Cover Image for Researchers develop an open alternative to OpenAI's o1 reasoning model for under $50.
Thu Feb 06 2025

Researchers develop an open alternative to OpenAI's o1 reasoning model for under $50.

Researchers in artificial intelligence from Stanford and the University of Washington managed to train a "reasoning" AI model with less than 50 dollars in cloud computing credits.

Artificial intelligence researchers at Stanford and the University of Washington have managed to train an AI-based "reasoning" model for less than $50 in cloud computing credits, according to a newly published research paper. This model, named s1, shows performance similar to advanced reasoning models such as OpenAI's o1 and DeepSeek's R1 in tests that measure mathematical and programming skills. The s1 model is available on GitHub, along with the data and code used for its training.

The team responsible for developing s1 began with a standard base model and then fine-tuned it using a distillation method that allows it to extract reasoning capabilities from another AI model by training on its responses. The s1 model is distilled from one of Google's reasoning models, known as Gemini 2.0 Flash Thinking Experimental. The same distillation methodology was used by researchers at Berkeley to create a reasoning model for approximately $450 last month.

The idea that some researchers, without large budgets, can innovate in the field of AI is promising. However, the s1 model raises questions about the commercialization of AI models. If it is possible to replicate a multi-million-dollar model with a relatively low investment, the protection of intellectual property in this field is called into question.
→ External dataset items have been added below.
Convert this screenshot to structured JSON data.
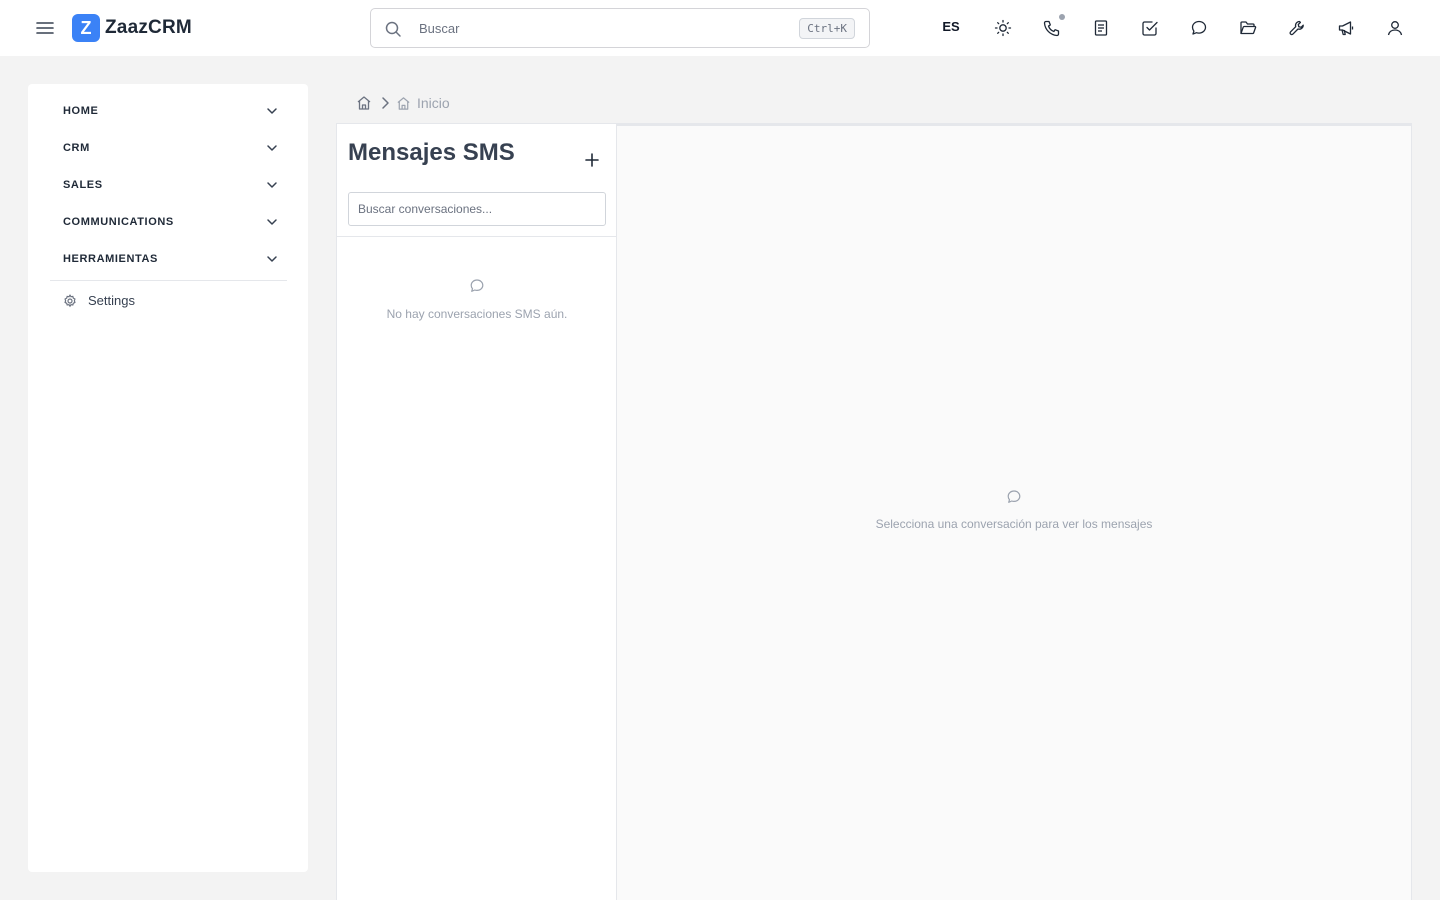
{
  "brand": {
    "logo_letter": "Z",
    "name": "ZaazCRM",
    "logo_color": "#3b82f6"
  },
  "search": {
    "placeholder": "Buscar",
    "shortcut": "Ctrl+K"
  },
  "topbar": {
    "language": "ES",
    "icons": [
      "theme-icon",
      "phone-icon",
      "notes-icon",
      "tasks-icon",
      "chat-icon",
      "folder-icon",
      "tools-icon",
      "megaphone-icon",
      "user-icon"
    ]
  },
  "sidebar": {
    "items": [
      {
        "label": "HOME"
      },
      {
        "label": "CRM"
      },
      {
        "label": "SALES"
      },
      {
        "label": "COMMUNICATIONS"
      },
      {
        "label": "HERRAMIENTAS"
      }
    ],
    "settings_label": "Settings"
  },
  "breadcrumb": {
    "current": "Inicio"
  },
  "sms": {
    "title": "Mensajes SMS",
    "search_placeholder": "Buscar conversaciones...",
    "empty_list": "No hay conversaciones SMS aún.",
    "empty_detail": "Selecciona una conversación para ver los mensajes"
  }
}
Major AI institutions, such as OpenAI, have expressed their displeasure. OpenAI has held DeepSeek responsible for the improper collection of data from its API in order to distill its model. The group that developed s1 sought a straightforward approach to achieving good reasoning performance and "test-time scaling," which allows the AI model to reflect longer before answering a question. These were some of the innovations of OpenAI's o1 model, which other AI labs have attempted to replicate using different techniques.

The paper on s1 suggests that reasoning models can be distilled with relatively small datasets through a process called supervised fine-tuning (SFT), where an AI model is instructed to imitate certain behaviors within a dataset. This method is often more cost-effective compared to the large-scale reinforcement learning used to train DeepSeek's R1 model, a competitor to o1.

Google provides free access to Gemini 2.0 Flash Thinking Experimental, although with daily usage limitations. However, Google's terms prohibit reverse engineering its models to develop services that compete with its own AI offerings. Google has been asked for a comment on this matter.

The s1 model is based on a small standard AI model from the Chinese lab Qwen, owned by Alibaba, which can be downloaded for free. To train s1, researchers created a dataset of 1,000 carefully selected questions, along with their answers and the "thinking" process behind each response, extracted from Google. After less than 30 minutes of training using 16 Nvidia H100 GPUs, s1 achieved notable performance on certain AI benchmarks.

Niklas Muennighoff, a Stanford researcher involved in the project, commented that today he could rent the necessary computing resources for around $20. The team used a trick to make s1 verify its work and increase its deliberation time: they simply instructed it to wait. Including the word "wait" during reasoning helped the model arrive at somewhat more accurate answers, according to the paper.

By 2025, companies like Meta, Google, and Microsoft plan to invest billions of dollars in AI infrastructure, part of which will be allocated to training next-generation AI models. This level of investment may be necessary to continue advancing AI innovation. Although distillation has proven to be a good method for economically recreating the capabilities of an AI model, it does not generate new models that are significantly better than those already available.